The F test statistic is found by dividing the MS for each row by the MS for the error source.

- F(race) = 1164.1 / 66.22 = 17.58
- F(gender) = 907.5 / 66.22 = 13.71
- F(interaction) = 226.3 / 66.22 = 3.42

There is no F for the error or total sources.

Source | SS | df | MS | F |
---|---|---|---|---|

Row (race) |
2328.2 | 2 | 1164.10 | 17.58 |

Column (gender) |
907.5 | 1 | 907.50 | 13.71 |

Interaction (race × gender) |
452.6 | 2 | 226.30 | 3.42 |

Error |
1589.2 | 24 | 66.22 | |

Total |
5277.5 | 29 | 181.98 |

The table is complete.

To make a decision about the hypothesis test, you really need a p-value. These test statistics have F distributions. The numerator df is the df for the source and the denominator df is the df for the error.

- Race: F has 2 numerator and 24 denominator df
- Gender: F has 1 numerator and 24 denominator df
- Interaction: F has 2 numerator and 24 denominator df

The p-value is the area to the right of the test statistic since this is always a right tail test.

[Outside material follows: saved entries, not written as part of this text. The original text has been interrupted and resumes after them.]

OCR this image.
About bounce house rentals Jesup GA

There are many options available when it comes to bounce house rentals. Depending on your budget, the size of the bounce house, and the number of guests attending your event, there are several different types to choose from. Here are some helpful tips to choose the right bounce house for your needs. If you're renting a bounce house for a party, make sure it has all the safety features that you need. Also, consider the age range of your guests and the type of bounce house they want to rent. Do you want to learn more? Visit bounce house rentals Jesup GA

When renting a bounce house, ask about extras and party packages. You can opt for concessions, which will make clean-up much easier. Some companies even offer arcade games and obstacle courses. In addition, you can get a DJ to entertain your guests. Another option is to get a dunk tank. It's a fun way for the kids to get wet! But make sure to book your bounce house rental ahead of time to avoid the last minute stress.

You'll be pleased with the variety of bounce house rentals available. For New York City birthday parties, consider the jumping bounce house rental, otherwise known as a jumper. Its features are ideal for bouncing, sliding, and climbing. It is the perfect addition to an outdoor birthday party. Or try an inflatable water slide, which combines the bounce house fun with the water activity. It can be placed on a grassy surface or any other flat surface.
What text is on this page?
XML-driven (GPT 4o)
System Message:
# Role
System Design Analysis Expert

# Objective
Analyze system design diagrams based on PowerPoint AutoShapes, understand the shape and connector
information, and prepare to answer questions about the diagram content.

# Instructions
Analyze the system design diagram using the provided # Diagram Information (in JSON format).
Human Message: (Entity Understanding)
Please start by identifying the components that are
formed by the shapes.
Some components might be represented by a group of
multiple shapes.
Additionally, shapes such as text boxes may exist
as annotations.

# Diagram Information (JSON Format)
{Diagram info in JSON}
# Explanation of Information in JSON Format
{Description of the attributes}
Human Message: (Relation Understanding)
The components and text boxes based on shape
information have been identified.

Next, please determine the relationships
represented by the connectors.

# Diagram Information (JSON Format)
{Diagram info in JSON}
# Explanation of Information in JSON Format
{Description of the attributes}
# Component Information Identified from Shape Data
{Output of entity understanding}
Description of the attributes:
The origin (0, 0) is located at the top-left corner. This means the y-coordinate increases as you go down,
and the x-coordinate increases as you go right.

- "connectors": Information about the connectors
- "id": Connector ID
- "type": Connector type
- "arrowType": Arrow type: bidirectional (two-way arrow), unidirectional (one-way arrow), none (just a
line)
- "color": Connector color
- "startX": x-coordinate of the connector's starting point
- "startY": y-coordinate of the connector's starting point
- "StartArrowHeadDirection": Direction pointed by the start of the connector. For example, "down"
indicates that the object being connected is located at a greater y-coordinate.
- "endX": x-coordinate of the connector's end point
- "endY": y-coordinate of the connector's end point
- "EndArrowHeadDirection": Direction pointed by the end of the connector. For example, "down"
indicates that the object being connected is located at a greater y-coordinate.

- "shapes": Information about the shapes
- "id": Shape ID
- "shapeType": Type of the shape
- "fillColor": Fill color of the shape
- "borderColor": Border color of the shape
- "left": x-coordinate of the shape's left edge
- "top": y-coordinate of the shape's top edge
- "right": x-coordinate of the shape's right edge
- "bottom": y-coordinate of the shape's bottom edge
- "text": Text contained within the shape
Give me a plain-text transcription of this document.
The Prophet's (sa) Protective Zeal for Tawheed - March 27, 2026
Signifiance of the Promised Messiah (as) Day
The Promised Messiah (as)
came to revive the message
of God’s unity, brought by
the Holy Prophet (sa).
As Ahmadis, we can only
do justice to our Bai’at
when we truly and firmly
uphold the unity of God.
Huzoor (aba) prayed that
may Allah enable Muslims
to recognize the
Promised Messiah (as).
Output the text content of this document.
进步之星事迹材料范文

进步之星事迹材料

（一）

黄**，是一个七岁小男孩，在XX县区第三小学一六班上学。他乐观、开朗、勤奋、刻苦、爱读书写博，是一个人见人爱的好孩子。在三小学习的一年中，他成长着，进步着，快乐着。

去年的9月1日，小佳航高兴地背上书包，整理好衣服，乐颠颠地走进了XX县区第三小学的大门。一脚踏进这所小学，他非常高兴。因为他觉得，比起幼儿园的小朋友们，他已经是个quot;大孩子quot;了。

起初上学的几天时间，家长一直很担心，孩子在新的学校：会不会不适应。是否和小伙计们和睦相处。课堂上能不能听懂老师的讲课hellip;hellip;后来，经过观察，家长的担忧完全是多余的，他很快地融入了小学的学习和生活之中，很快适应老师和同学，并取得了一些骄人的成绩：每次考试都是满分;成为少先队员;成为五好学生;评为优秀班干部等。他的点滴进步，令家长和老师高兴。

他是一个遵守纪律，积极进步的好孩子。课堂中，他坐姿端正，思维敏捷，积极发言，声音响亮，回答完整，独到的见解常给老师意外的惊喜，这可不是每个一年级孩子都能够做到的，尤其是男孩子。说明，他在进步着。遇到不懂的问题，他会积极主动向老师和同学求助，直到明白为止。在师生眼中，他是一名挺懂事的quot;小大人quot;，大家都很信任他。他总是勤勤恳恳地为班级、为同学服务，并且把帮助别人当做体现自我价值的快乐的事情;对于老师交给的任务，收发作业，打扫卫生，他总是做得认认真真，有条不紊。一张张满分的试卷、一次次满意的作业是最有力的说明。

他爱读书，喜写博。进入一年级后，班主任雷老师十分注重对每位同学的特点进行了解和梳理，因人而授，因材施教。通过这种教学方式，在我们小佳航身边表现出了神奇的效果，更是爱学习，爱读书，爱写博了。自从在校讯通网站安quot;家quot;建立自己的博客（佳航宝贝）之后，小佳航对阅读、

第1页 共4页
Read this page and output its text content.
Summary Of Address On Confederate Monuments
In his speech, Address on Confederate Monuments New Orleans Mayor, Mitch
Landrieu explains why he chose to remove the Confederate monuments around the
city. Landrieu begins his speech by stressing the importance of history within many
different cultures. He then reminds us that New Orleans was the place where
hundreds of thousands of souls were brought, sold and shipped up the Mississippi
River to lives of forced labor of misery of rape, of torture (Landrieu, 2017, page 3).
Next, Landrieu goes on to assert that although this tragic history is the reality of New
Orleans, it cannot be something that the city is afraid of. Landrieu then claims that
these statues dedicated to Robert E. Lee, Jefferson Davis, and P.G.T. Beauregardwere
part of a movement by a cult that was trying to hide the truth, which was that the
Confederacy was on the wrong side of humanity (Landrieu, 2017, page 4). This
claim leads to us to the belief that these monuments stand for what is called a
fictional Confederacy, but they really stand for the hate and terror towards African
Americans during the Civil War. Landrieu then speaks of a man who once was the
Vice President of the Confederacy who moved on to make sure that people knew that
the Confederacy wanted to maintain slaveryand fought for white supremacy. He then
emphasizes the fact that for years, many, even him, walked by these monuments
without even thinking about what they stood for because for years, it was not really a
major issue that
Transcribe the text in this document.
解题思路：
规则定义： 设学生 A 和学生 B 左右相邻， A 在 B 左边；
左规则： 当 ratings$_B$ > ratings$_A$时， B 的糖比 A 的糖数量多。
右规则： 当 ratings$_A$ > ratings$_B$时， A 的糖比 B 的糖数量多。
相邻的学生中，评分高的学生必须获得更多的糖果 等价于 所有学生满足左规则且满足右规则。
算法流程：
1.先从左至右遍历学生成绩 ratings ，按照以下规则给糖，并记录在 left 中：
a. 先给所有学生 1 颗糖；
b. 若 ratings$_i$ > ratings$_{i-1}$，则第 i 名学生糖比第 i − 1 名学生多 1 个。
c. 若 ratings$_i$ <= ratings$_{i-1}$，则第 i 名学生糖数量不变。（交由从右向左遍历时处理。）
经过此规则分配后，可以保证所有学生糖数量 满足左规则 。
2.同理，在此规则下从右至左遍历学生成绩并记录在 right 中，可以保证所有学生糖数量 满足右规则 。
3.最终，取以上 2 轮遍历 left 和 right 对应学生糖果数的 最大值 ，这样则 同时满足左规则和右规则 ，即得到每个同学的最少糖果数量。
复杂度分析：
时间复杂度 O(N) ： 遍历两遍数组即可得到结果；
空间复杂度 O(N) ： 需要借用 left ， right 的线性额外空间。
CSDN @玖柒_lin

- The p-value for the Race factor is the area to the right F = 17.58 using 2 numerator and 24 denominator df.
- The p-value for the Race factor is the area to the right F = 13.71 using 1 numerator and 24 denominator df.
- The p-value for the Race factor is the area to the right F = 3.42 using 2 numerator and 24 denominator df.

Source | SS | df | MS | F | P |
---|---|---|---|---|---|

Row (race) |
2328.2 | 2 | 1164.10 | 17.58 | 0.000 |

Column (gender) |
907.5 | 1 | 907.50 | 13.71 | 0.001 |

Interaction (race × gender) |
452.6 | 2 | 226.30 | 3.42 | 0.049 |

Error |
1589.2 | 24 | 66.22 | ||

Total |
5277.5 | 29 | 181.98 |

Each test statistic and p-value are used to answer the hypothesis dealing with the appropriate source. That is, the

- F = 17.58 is for the race source, so it would be used to determine if there is a difference in the mean reaction times of the different races.
- F = 13.71 is for the gender source, so it would be used to determine if there is a difference in the mean reaction times of the different genders.
- F = 3.42 is for the interaction source, so it would be used to determine if there is interaction between the race and gender.